In recent years, much research has focused on assemblies formed by charged
polyelectrolytes via electrostatic interactions in aqueous solutions as they have the potential to be used in a variety of biomedical applications. In this study, we analyzed supramolecular architectures fabricated from poly(N-allyl
glycine) modified with
cysteamine (PNAG-NH2) and
folic acid (FA) via electrostatic interactions. The PNAG-NH2/FA complex exhibits a reversible pH-responsive morphological transformation from vesicles (pH = 7.0) to nanofibers (pH = 5.0). Besides, we demonstrated that homopolypeptoids electrostatically interact with FA, thereby facilitating ribbon- and disk-like H-bonded FA patterns and inducing the formation of vesicle nanostructures and fiber arrays, respectively. Additionally, we systematically studied the influence of the degree of polymerization of the
polymers, concentration, charge mixing ratio, and type of the
polymer and the small-molecule
acid on the assemblies.
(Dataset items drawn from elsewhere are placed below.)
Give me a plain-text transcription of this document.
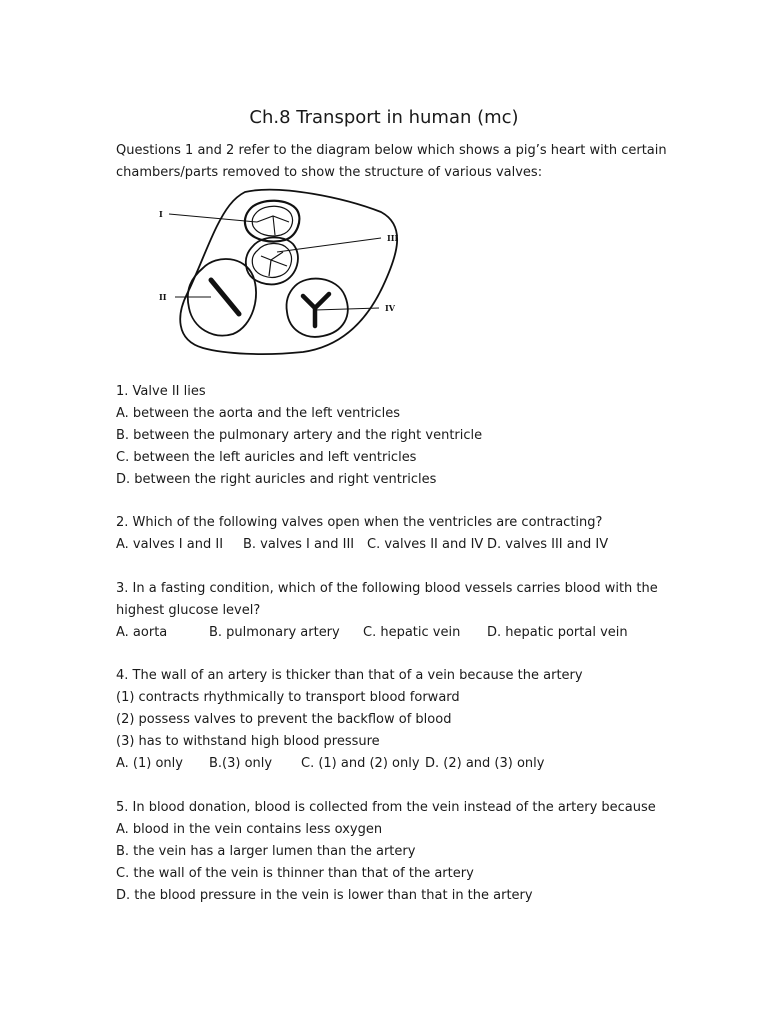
Ch.8 Transport in human (mc)
Questions 1 and 2 refer to the diagram below which shows a pig’s heart with certain
chambers/parts removed to show the structure of various valves:
I
II
III
IV
1. Valve II lies
A. between the aorta and the left ventricles
B. between the pulmonary artery and the right ventricle
C. between the left auricles and left ventricles
D. between the right auricles and right ventricles
2. Which of the following valves open when the ventricles are contracting?
A. valves I and II B. valves I and III C. valves II and IV D. valves III and IV
3. In a fasting condition, which of the following blood vessels carries blood with the
highest glucose level?
A. aorta	B. pulmonary artery C. hepatic vein D. hepatic portal vein
4. The wall of an artery is thicker than that of a vein because the artery
(1) contracts rhythmically to transport blood forward
(2) possess valves to prevent the backflow of blood
(3) has to withstand high blood pressure
A. (1) only B.(3) only C. (1) and (2) only D. (2) and (3) only
5. In blood donation, blood is collected from the vein instead of the artery because
A. blood in the vein contains less oxygen
B. the vein has a larger lumen than the artery
C. the wall of the vein is thinner than that of the artery
D. the blood pressure in the vein is lower than that in the artery
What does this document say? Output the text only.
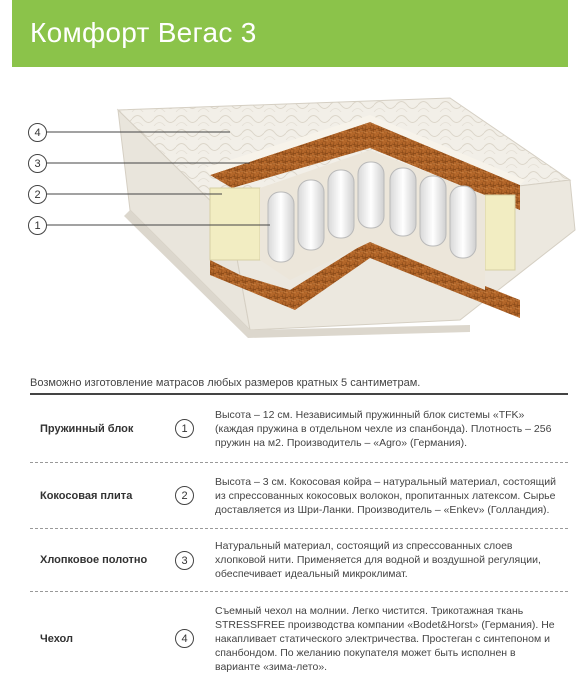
Комфорт Вегас 3
4
3
2
1
Возможно изготовление матрасов любых размеров кратных 5 сантиметрам.
Пружинный блок	1
Высота – 12 см. Независимый пружинный блок системы «TFK» (каждая пружина в отдельном чехле из спанбонда). Плотность – 256 пружин на м2. Производитель – «Agro» (Германия).
Кокосовая плита	2
Высота – 3 см. Кокосовая койра – натуральный материал, состоящий из спрессованных кокосовых волокон, пропитанных латексом. Сырье доставляется из Шри-Ланки. Производитель – «Enkev» (Голландия).
Хлопковое полотно	3
Натуральный материал, состоящий из спрессованных слоев хлопковой нити. Применяется для водной и воздушной регуляции, обеспечивает идеальный микроклимат.
Чехол	4
Съемный чехол на молнии. Легко чистится. Трикотажная ткань STRESSFREE производства компании «Bodet&Horst» (Германия). Не накапливает статического электричества. Простеган с синтепоном и спанбондом. По желанию покупателя может быть исполнен в варианте «зима-лето».
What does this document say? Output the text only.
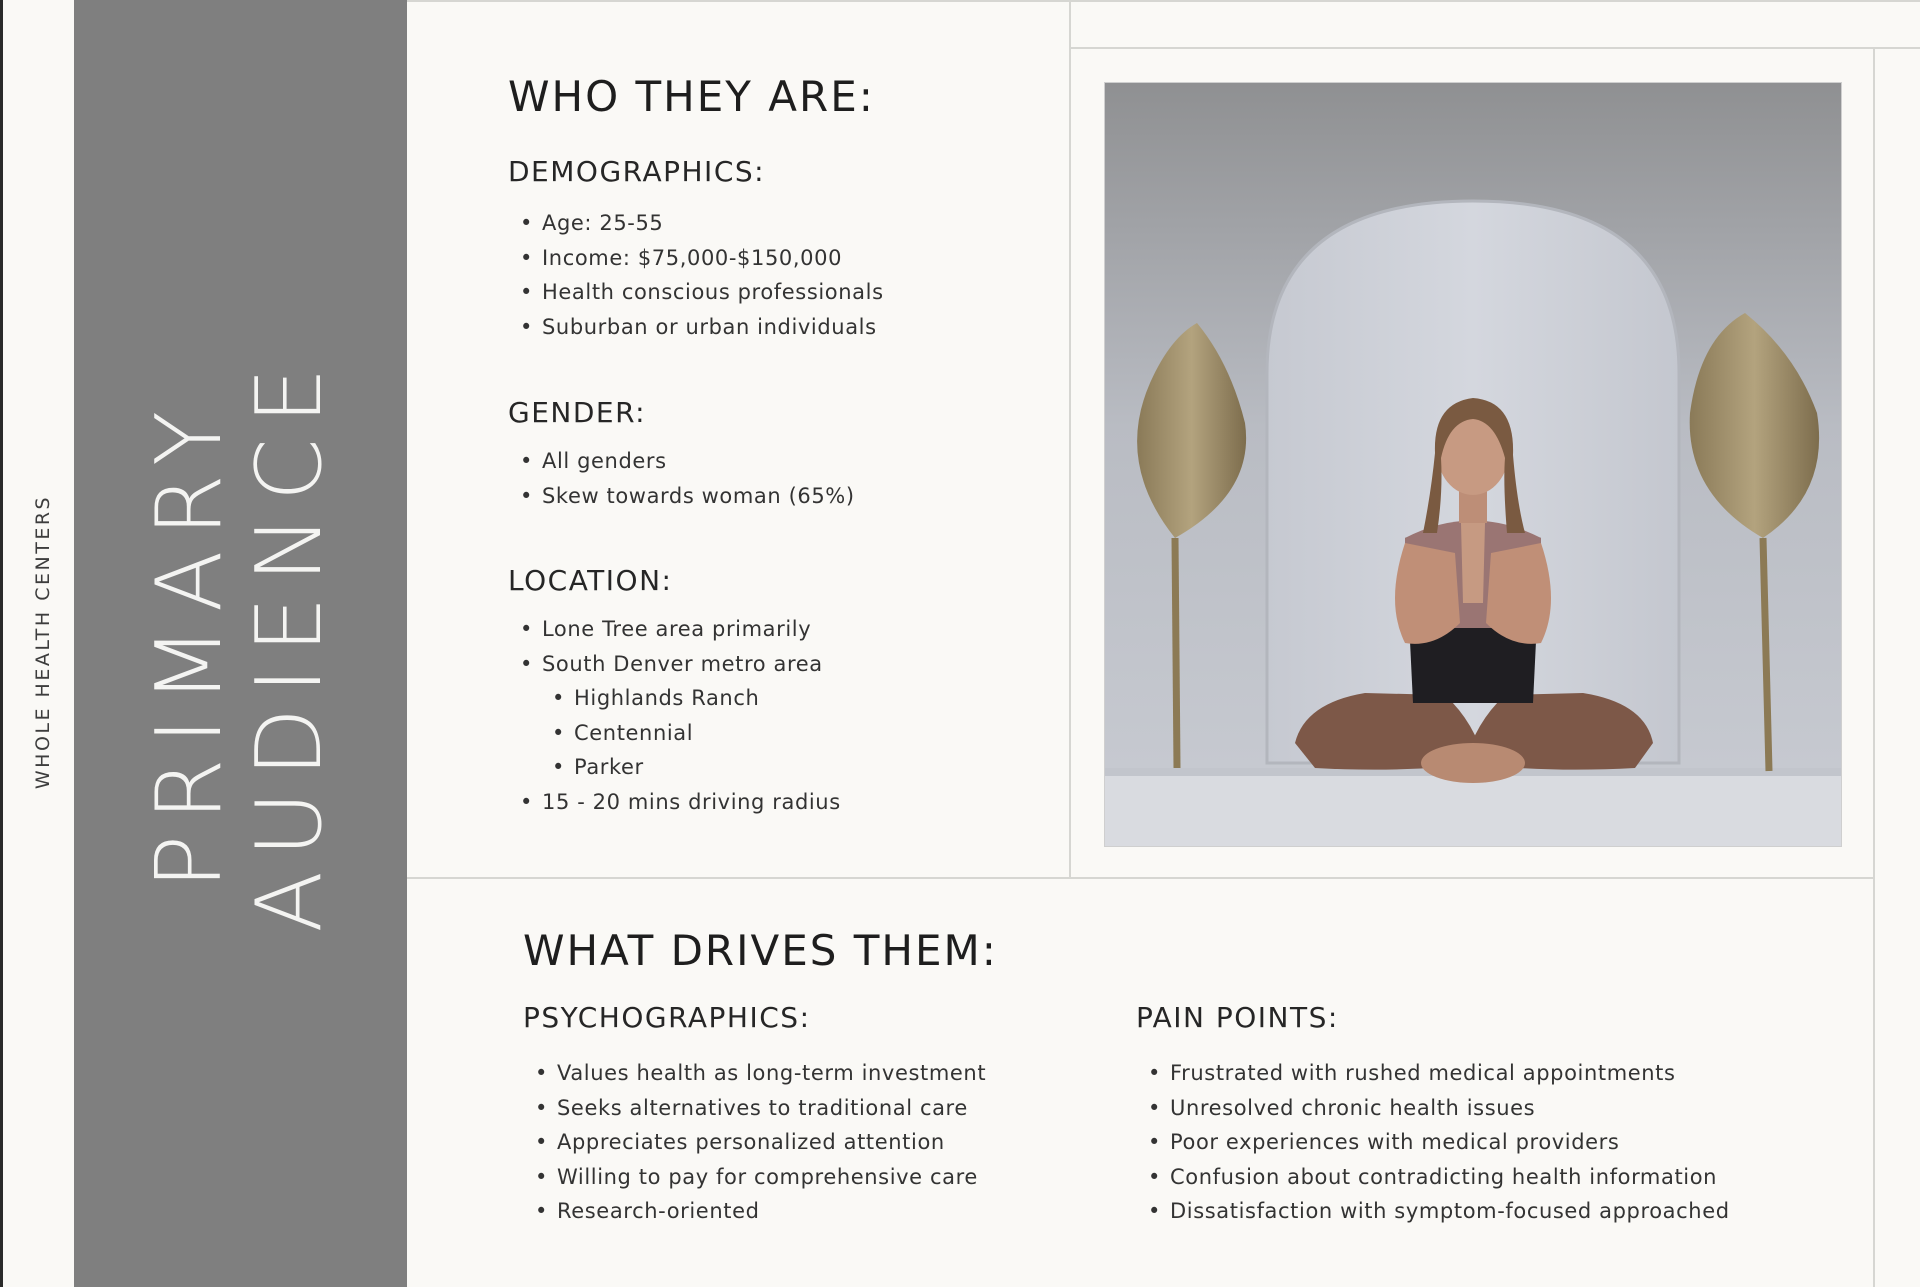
WHOLE HEALTH CENTERS PRIMARY
AUDIENCE
WHO THEY ARE:
DEMOGRAPHICS:
• Age: 25-55
• Income: $75,000-$150,000
• Health conscious professionals
• Suburban or urban individuals
GENDER:
• All genders
• Skew towards woman (65%)
LOCATION:
• Lone Tree area primarily
• South Denver metro area
• Highlands Ranch
• Centennial
• Parker
• 15 - 20 mins driving radius
WHAT DRIVES THEM:
PSYCHOGRAPHICS:
• Values health as long-term investment
• Seeks alternatives to traditional care
• Appreciates personalized attention
• Willing to pay for comprehensive care
• Research-oriented
PAIN POINTS:
• Frustrated with rushed medical appointments
• Unresolved chronic health issues
• Poor experiences with medical providers
• Confusion about contradicting health information
• Dissatisfaction with symptom-focused approached
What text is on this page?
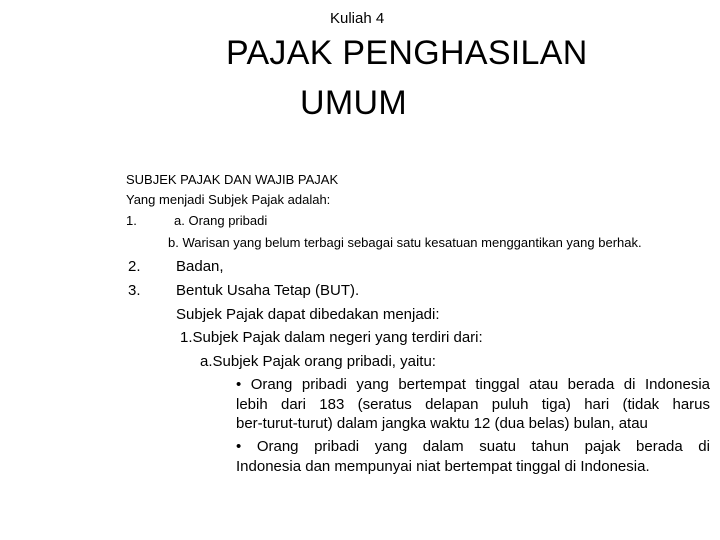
Kuliah 4
PAJAK PENGHASILAN
UMUM
SUBJEK PAJAK DAN WAJIB PAJAK
Yang menjadi Subjek Pajak adalah:
1.	a. Orang pribadi
b. Warisan yang belum terbagi sebagai satu kesatuan menggantikan yang berhak.
2. Badan,
3. Bentuk Usaha Tetap (BUT).
Subjek Pajak dapat dibedakan menjadi:
1.Subjek Pajak dalam negeri yang terdiri dari:
a.Subjek Pajak orang pribadi, yaitu:
• Orang pribadi yang bertempat tinggal atau berada di Indonesia
lebih dari 183 (seratus delapan puluh tiga) hari (tidak harus
ber-turut-turut) dalam jangka waktu 12 (dua belas) bulan, atau
• Orang pribadi yang dalam suatu tahun pajak berada di
Indonesia dan mempunyai niat bertempat tinggal di Indonesia.
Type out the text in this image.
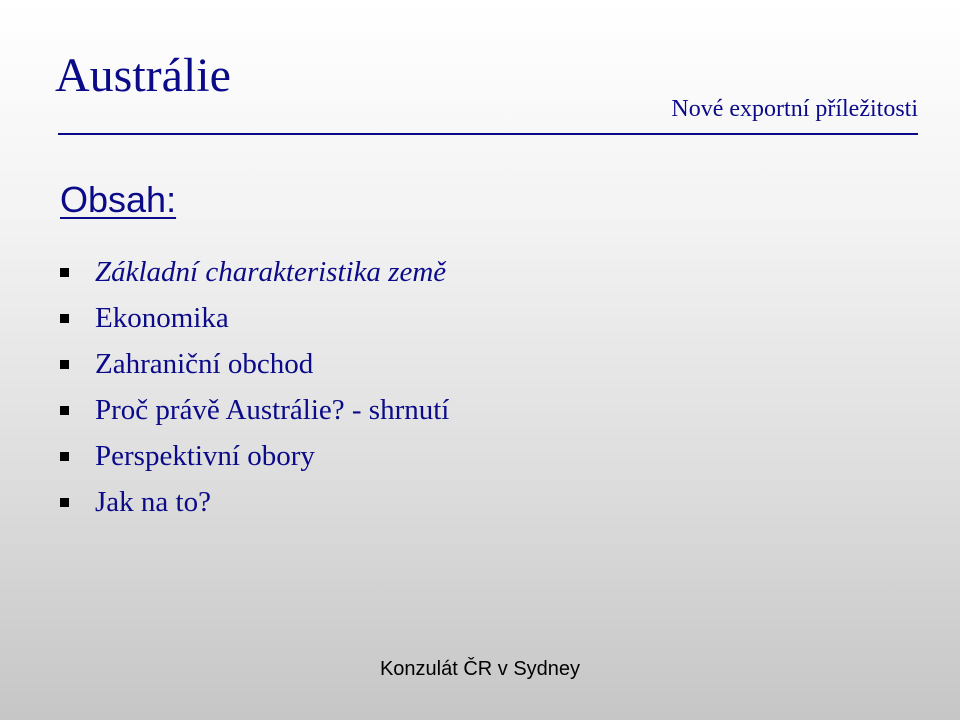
Austrálie
Nové exportní příležitosti
Obsah:
Základní charakteristika země
Ekonomika
Zahraniční obchod
Proč právě Austrálie? - shrnutí
Perspektivní obory
Jak na to?
Konzulát ČR v Sydney
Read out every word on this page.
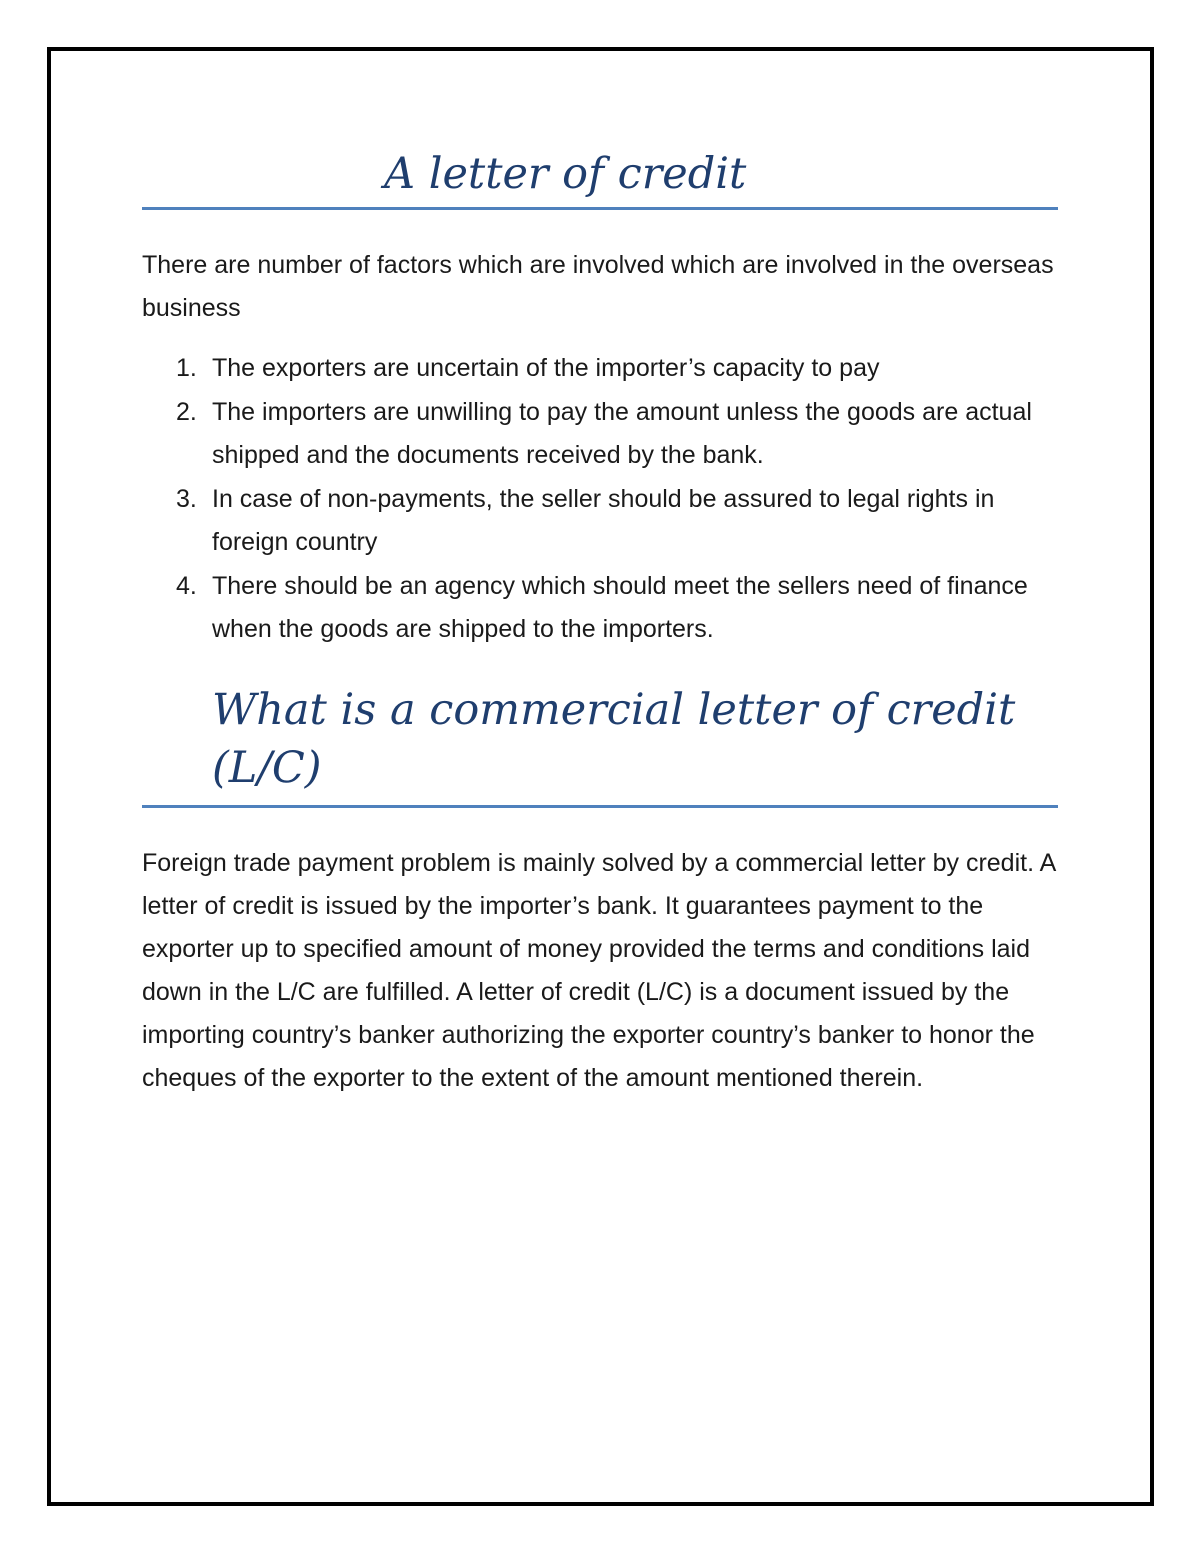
A letter of credit

There are number of factors which are involved which are involved in the overseas business

1. The exporters are uncertain of the importer’s capacity to pay
2. The importers are unwilling to pay the amount unless the goods are actual shipped and the documents received by the bank.
3. In case of non-payments, the seller should be assured to legal rights in foreign country
4. There should be an agency which should meet the sellers need of finance when the goods are shipped to the importers.
What is a commercial letter of credit (L/C)

Foreign trade payment problem is mainly solved by a commercial letter by credit. A letter of credit is issued by the importer’s bank. It guarantees payment to the exporter up to specified amount of money provided the terms and conditions laid down in the L/C are fulfilled. A letter of credit (L/C) is a document issued by the importing country’s banker authorizing the exporter country’s banker to honor the cheques of the exporter to the extent of the amount mentioned therein.
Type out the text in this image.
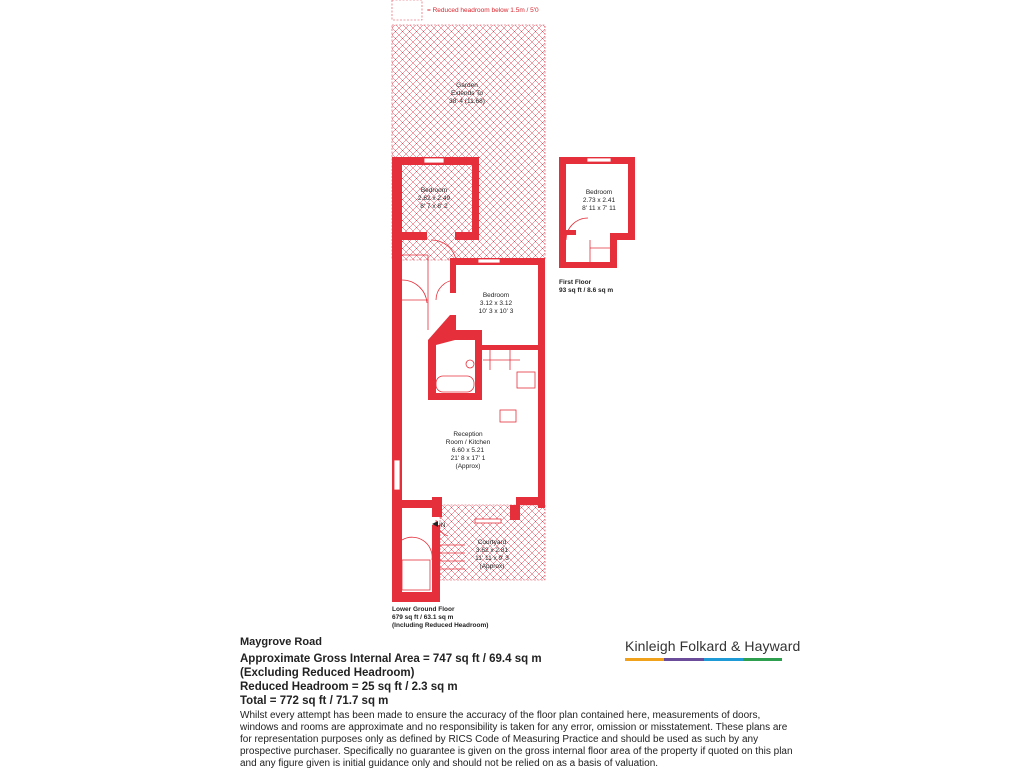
= Reduced headroom below 1.5m / 5'0
Garden
Extends To
38' 4 (11.68)
Bedroom
2.62 x 2.49
8' 7 x 8' 2
Bedroom
3.12 x 3.12
10' 3 x 10' 3
Bedroom
2.73 x 2.41
8' 11 x 7' 11
Reception
Room / Kitchen
6.60 x 5.21
21' 8 x 17' 1
(Approx)
Courtyard
3.62 x 2.81
11' 11 x 9' 3
(Approx)
IN
Lower Ground Floor
679 sq ft / 63.1 sq m
(Including Reduced Headroom)
First Floor
93 sq ft / 8.6 sq m

Maygrove Road

Approximate Gross Internal Area = 747 sq ft / 69.4 sq m

(Excluding Reduced Headroom)

Reduced Headroom = 25 sq ft / 2.3 sq m

Total = 772 sq ft / 71.7 sq m

Whilst every attempt has been made to ensure the accuracy of the floor plan contained here, measurements of doors, windows and rooms are approximate and no responsibility is taken for any error, omission or misstatement. These plans are for representation purposes only as defined by RICS Code of Measuring Practice and should be used as such by any prospective purchaser. Specifically no guarantee is given on the gross internal floor area of the property if quoted on this plan and any figure given is initial guidance only and should not be relied on as a basis of valuation.

Kinleigh Folkard & Hayward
We show the superior stability of the polypeptoid/FA complex as compared to those based on other
polymers. We established that the polypeptoid/FA complex exhibits a superior stability than those based on other
polymers. By applying these beneficial properties, we encapsulated the anticancer drug
doxorubicin (DOX) in the complex vesicle to obtain a pH-induced
drug carrier. Cytotoxicity studies and internalization assays revealed that the DOX-loaded PNAG-NH2/FA complex vesicles display an enhanced therapeutic efficacy via typical FA-
folate receptor-mediated endocytosis in vitro.